This work addresses a critical security vulnerability in deploying large language models (LLMs) on third-party devices, where existing approaches often rely on partially trusted execution environments (TEEs) and precomputed noise to protect intellectual property. We demonstrate for the first time that the common practice of statically reusing secret bases—introduced to accelerate encrypted inference in mainstream LLMs—leaks key information. Leveraging cryptanalysis, linear algebraic reconstruction, and adversarial queries, we develop two novel attacks that reverse-engineer TEE protocols and encrypted inference pipelines. Our methods recover secret parameters from a single layer of the LLaMA-3 8B model within six minutes and scale effectively to models as large as 405B, entirely bypassing integrity checks employed by systems such as Soter and TSQP.

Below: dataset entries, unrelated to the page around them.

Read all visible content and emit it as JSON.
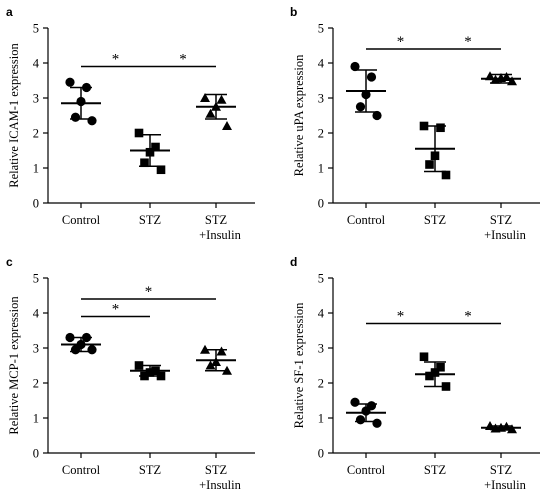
{
  "colors": {
    "ink": "#000000",
    "background": "#ffffff"
  },
  "chart_data": [
    {
      "type": "scatter",
      "panel": "a",
      "ylabel": "Relative ICAM-1 expression",
      "categories": [
        "Control",
        "STZ",
        "STZ\n+Insulin"
      ],
      "ylim": [
        0,
        5
      ],
      "yticks": [
        0,
        1,
        2,
        3,
        4,
        5
      ],
      "grid": false,
      "marker_shapes": [
        "circle",
        "square",
        "triangle"
      ],
      "points": [
        [
          3.45,
          3.3,
          2.9,
          2.45,
          2.35
        ],
        [
          2.0,
          1.6,
          1.45,
          1.15,
          0.95
        ],
        [
          3.0,
          2.95,
          2.75,
          2.55,
          2.2
        ]
      ],
      "means": [
        2.85,
        1.5,
        2.75
      ],
      "errors": [
        0.45,
        0.45,
        0.35
      ],
      "significance": [
        {
          "from": 0,
          "to": 1,
          "y": 3.9,
          "label": "*"
        },
        {
          "from": 1,
          "to": 2,
          "y": 3.9,
          "label": "*"
        }
      ]
    },
    {
      "type": "scatter",
      "panel": "b",
      "ylabel": "Relative uPA expression",
      "categories": [
        "Control",
        "STZ",
        "STZ\n+Insulin"
      ],
      "ylim": [
        0,
        5
      ],
      "yticks": [
        0,
        1,
        2,
        3,
        4,
        5
      ],
      "grid": false,
      "marker_shapes": [
        "circle",
        "square",
        "triangle"
      ],
      "points": [
        [
          3.9,
          3.6,
          3.1,
          2.75,
          2.5
        ],
        [
          2.2,
          2.15,
          1.35,
          1.1,
          0.8
        ],
        [
          3.62,
          3.6,
          3.57,
          3.52,
          3.48
        ]
      ],
      "means": [
        3.2,
        1.55,
        3.55
      ],
      "errors": [
        0.6,
        0.65,
        0.12
      ],
      "significance": [
        {
          "from": 0,
          "to": 1,
          "y": 4.4,
          "label": "*"
        },
        {
          "from": 1,
          "to": 2,
          "y": 4.4,
          "label": "*"
        }
      ]
    },
    {
      "type": "scatter",
      "panel": "c",
      "ylabel": "Relative MCP-1 expression",
      "categories": [
        "Control",
        "STZ",
        "STZ\n+Insulin"
      ],
      "ylim": [
        0,
        5
      ],
      "yticks": [
        0,
        1,
        2,
        3,
        4,
        5
      ],
      "grid": false,
      "marker_shapes": [
        "circle",
        "square",
        "triangle"
      ],
      "points": [
        [
          3.3,
          3.3,
          3.1,
          2.95,
          2.95
        ],
        [
          2.5,
          2.35,
          2.3,
          2.2,
          2.2
        ],
        [
          2.95,
          2.9,
          2.6,
          2.5,
          2.35
        ]
      ],
      "means": [
        3.1,
        2.35,
        2.65
      ],
      "errors": [
        0.2,
        0.15,
        0.3
      ],
      "significance": [
        {
          "from": 0,
          "to": 1,
          "y": 3.9,
          "label": "*"
        },
        {
          "from": 0,
          "to": 2,
          "y": 4.4,
          "label": "*"
        }
      ]
    },
    {
      "type": "scatter",
      "panel": "d",
      "ylabel": "Relative SF-1 expression",
      "categories": [
        "Control",
        "STZ",
        "STZ\n+Insulin"
      ],
      "ylim": [
        0,
        5
      ],
      "yticks": [
        0,
        1,
        2,
        3,
        4,
        5
      ],
      "grid": false,
      "marker_shapes": [
        "circle",
        "square",
        "triangle"
      ],
      "points": [
        [
          1.45,
          1.35,
          1.2,
          0.95,
          0.85
        ],
        [
          2.75,
          2.45,
          2.3,
          2.2,
          1.9
        ],
        [
          0.77,
          0.75,
          0.72,
          0.7,
          0.68
        ]
      ],
      "means": [
        1.15,
        2.25,
        0.72
      ],
      "errors": [
        0.25,
        0.35,
        0.05
      ],
      "significance": [
        {
          "from": 0,
          "to": 1,
          "y": 3.7,
          "label": "*"
        },
        {
          "from": 1,
          "to": 2,
          "y": 3.7,
          "label": "*"
        }
      ]
    }
  ]
}
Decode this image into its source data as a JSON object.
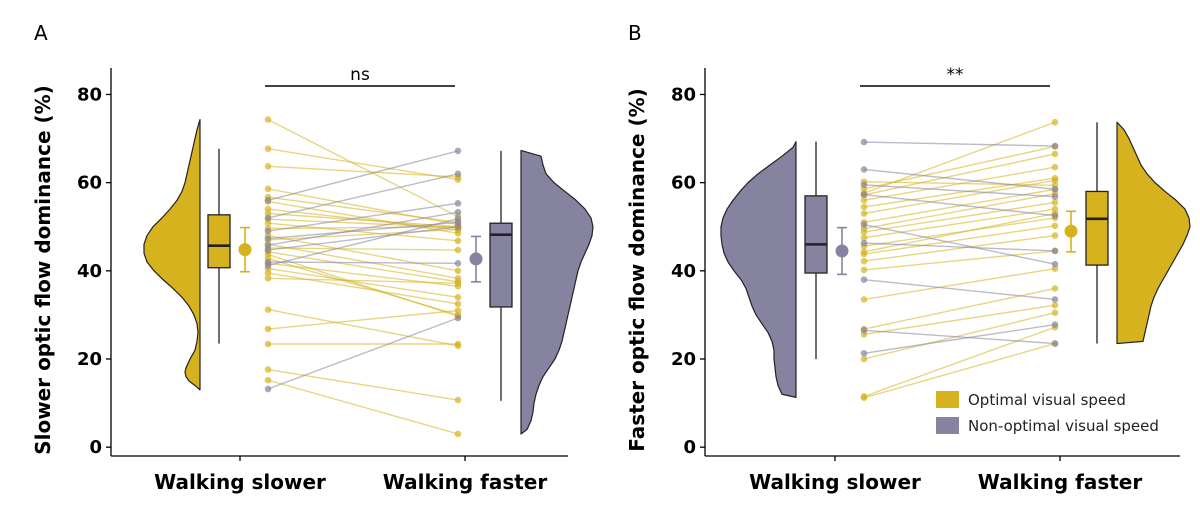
{
  "colors": {
    "optimal": "#d6b21e",
    "non_optimal": "#85839f",
    "axis": "#000000"
  },
  "chart_data": [
    {
      "type": "raincloud",
      "panel": "A",
      "ylabel": "Slower optic flow dominance (%)",
      "ylim": [
        -2,
        86
      ],
      "yticks": [
        0,
        20,
        40,
        60,
        80
      ],
      "categories": [
        "Walking slower",
        "Walking faster"
      ],
      "significance": "ns",
      "left_condition": "optimal",
      "right_condition": "non_optimal",
      "box_left": {
        "min": 23.5,
        "q1": 40.7,
        "median": 45.7,
        "q3": 52.7,
        "max": 67.7
      },
      "box_right": {
        "min": 10.5,
        "q1": 31.8,
        "median": 48.2,
        "q3": 50.8,
        "max": 67.2
      },
      "mean_left": {
        "mean": 44.8,
        "low": 39.8,
        "high": 49.8
      },
      "mean_right": {
        "mean": 42.7,
        "low": 37.5,
        "high": 47.8
      },
      "density_left": {
        "y": [
          13,
          14,
          15,
          16,
          17,
          18,
          20,
          22,
          24,
          26,
          28,
          30,
          32,
          34,
          36,
          38,
          40,
          42,
          44,
          46,
          48,
          50,
          52,
          54,
          56,
          58,
          60,
          62,
          64,
          66,
          68,
          70,
          72,
          74.3
        ],
        "w": [
          0,
          5,
          11,
          14,
          15,
          14,
          10,
          5,
          3,
          2,
          3,
          6,
          11,
          18,
          27,
          37,
          46,
          53,
          56,
          56,
          53,
          47,
          38,
          30,
          23,
          18,
          15,
          13,
          11,
          9,
          7,
          5,
          3,
          0
        ]
      },
      "density_right": {
        "y": [
          3,
          4,
          6,
          8,
          10,
          12,
          14,
          16,
          18,
          20,
          22,
          24,
          26,
          28,
          30,
          32,
          34,
          36,
          38,
          40,
          42,
          44,
          46,
          48,
          50,
          52,
          54,
          56,
          58,
          60,
          62,
          64,
          66,
          67.3
        ],
        "w": [
          0,
          6,
          10,
          12,
          13,
          15,
          18,
          22,
          28,
          34,
          38,
          41,
          43,
          45,
          47,
          49,
          51,
          53,
          55,
          57,
          60,
          64,
          68,
          71,
          72,
          70,
          64,
          55,
          44,
          33,
          25,
          22,
          20,
          0
        ]
      },
      "pairs": [
        [
          74.3,
          52.3
        ],
        [
          67.7,
          60.7
        ],
        [
          63.7,
          61.3
        ],
        [
          58.6,
          50.5
        ],
        [
          56.7,
          51.0
        ],
        [
          55.7,
          48.5
        ],
        [
          54.0,
          49.3
        ],
        [
          53.0,
          50.0
        ],
        [
          51.7,
          49.8
        ],
        [
          50.8,
          46.8
        ],
        [
          49.6,
          50.0
        ],
        [
          48.0,
          40.0
        ],
        [
          47.0,
          49.4
        ],
        [
          46.0,
          38.3
        ],
        [
          45.2,
          44.7
        ],
        [
          44.3,
          37.5
        ],
        [
          43.7,
          29.7
        ],
        [
          42.8,
          30.0
        ],
        [
          41.7,
          36.5
        ],
        [
          40.5,
          34.0
        ],
        [
          39.5,
          32.5
        ],
        [
          38.3,
          37.2
        ],
        [
          31.2,
          23.0
        ],
        [
          26.8,
          31.0
        ],
        [
          23.4,
          23.4
        ],
        [
          17.6,
          10.7
        ],
        [
          15.2,
          3.0
        ],
        [
          56.0,
          67.2
        ],
        [
          52.0,
          62.0
        ],
        [
          49.0,
          55.3
        ],
        [
          47.3,
          51.0
        ],
        [
          45.8,
          53.3
        ],
        [
          44.7,
          50.0
        ],
        [
          42.0,
          41.7
        ],
        [
          41.2,
          51.8
        ],
        [
          13.2,
          29.3
        ]
      ],
      "pair_colors": [
        "o",
        "o",
        "o",
        "o",
        "o",
        "o",
        "o",
        "o",
        "o",
        "o",
        "o",
        "o",
        "o",
        "o",
        "o",
        "o",
        "o",
        "o",
        "o",
        "o",
        "o",
        "o",
        "o",
        "o",
        "o",
        "o",
        "o",
        "n",
        "n",
        "n",
        "n",
        "n",
        "n",
        "n",
        "n",
        "n"
      ]
    },
    {
      "type": "raincloud",
      "panel": "B",
      "ylabel": "Faster optic flow dominance (%)",
      "ylim": [
        -2,
        86
      ],
      "yticks": [
        0,
        20,
        40,
        60,
        80
      ],
      "categories": [
        "Walking slower",
        "Walking faster"
      ],
      "significance": "**",
      "left_condition": "non_optimal",
      "right_condition": "optimal",
      "box_left": {
        "min": 20.0,
        "q1": 39.5,
        "median": 46.0,
        "q3": 57.0,
        "max": 69.3
      },
      "box_right": {
        "min": 23.5,
        "q1": 41.3,
        "median": 51.8,
        "q3": 58.0,
        "max": 73.7
      },
      "mean_left": {
        "mean": 44.5,
        "low": 39.2,
        "high": 49.8
      },
      "mean_right": {
        "mean": 49.0,
        "low": 44.3,
        "high": 53.5
      },
      "density_left": {
        "y": [
          11.3,
          12,
          14,
          16,
          18,
          20,
          22,
          24,
          26,
          28,
          30,
          32,
          34,
          36,
          38,
          40,
          42,
          44,
          46,
          48,
          50,
          52,
          54,
          56,
          58,
          60,
          62,
          64,
          66,
          68,
          69.3
        ],
        "w": [
          0,
          14,
          18,
          20,
          21,
          22,
          22,
          24,
          28,
          34,
          40,
          44,
          47,
          50,
          55,
          62,
          68,
          72,
          74,
          75,
          75,
          73,
          69,
          63,
          56,
          48,
          38,
          26,
          14,
          3,
          0
        ]
      },
      "density_right": {
        "y": [
          23.5,
          24,
          26,
          28,
          30,
          32,
          34,
          36,
          38,
          40,
          42,
          44,
          46,
          48,
          50,
          52,
          54,
          56,
          58,
          60,
          62,
          64,
          66,
          68,
          70,
          72,
          73.7
        ],
        "w": [
          0,
          26,
          28,
          30,
          32,
          34,
          37,
          41,
          46,
          51,
          56,
          61,
          66,
          70,
          73,
          72,
          68,
          59,
          48,
          38,
          30,
          24,
          20,
          16,
          12,
          7,
          0
        ]
      },
      "pairs": [
        [
          11.2,
          23.5
        ],
        [
          11.5,
          27.2
        ],
        [
          20.0,
          30.5
        ],
        [
          25.6,
          32.2
        ],
        [
          26.8,
          36.0
        ],
        [
          33.5,
          40.5
        ],
        [
          40.2,
          44.5
        ],
        [
          42.2,
          48.0
        ],
        [
          43.8,
          50.2
        ],
        [
          44.3,
          53.0
        ],
        [
          45.6,
          52.0
        ],
        [
          47.5,
          54.0
        ],
        [
          48.8,
          55.5
        ],
        [
          49.6,
          57.5
        ],
        [
          51.0,
          58.5
        ],
        [
          53.0,
          60.5
        ],
        [
          54.5,
          61.0
        ],
        [
          56.0,
          63.5
        ],
        [
          57.2,
          66.5
        ],
        [
          57.6,
          73.7
        ],
        [
          58.6,
          68.2
        ],
        [
          60.2,
          59.4
        ],
        [
          69.2,
          68.3
        ],
        [
          63.0,
          58.5
        ],
        [
          59.5,
          56.8
        ],
        [
          57.3,
          52.5
        ],
        [
          50.5,
          41.5
        ],
        [
          46.3,
          44.5
        ],
        [
          38.0,
          33.5
        ],
        [
          26.5,
          23.5
        ],
        [
          21.3,
          27.8
        ]
      ],
      "pair_colors": [
        "o",
        "o",
        "o",
        "o",
        "o",
        "o",
        "o",
        "o",
        "o",
        "o",
        "o",
        "o",
        "o",
        "o",
        "o",
        "o",
        "o",
        "o",
        "o",
        "o",
        "o",
        "o",
        "n",
        "n",
        "n",
        "n",
        "n",
        "n",
        "n",
        "n",
        "n"
      ]
    }
  ],
  "legend": [
    {
      "label": "Optimal visual speed",
      "color_key": "optimal"
    },
    {
      "label": "Non-optimal visual speed",
      "color_key": "non_optimal"
    }
  ]
}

The deployment of large language models (LLMs) on third-party devices requires new ways to protect model intellectual property. While Trusted Execution Environments (TEEs) offer a promising solution, their performance limits can lead to a critical compromise: using a precomputed, static secret basis to accelerate cryptographic operations. We demonstrate that this mainstream design pattern introduces a classic cryptographic flaw, the reuse of secret keying material, into the system's protocol. We prove its vulnerability with two distinct attacks: First, our attack on a model confidentiality system achieves a full confidentiality break by recovering its secret permutations and model weights. Second, our integrity attack completely bypasses the integrity checks of systems like Soter and TSQP. We demonstrate the practicality of our attacks against state-of-the-art LLMs, recovering a layer's secrets from a LLaMA-3 8B model in about 6 minutes and showing the attack scales to compromise 405B-parameter LLMs across a variety of configurations.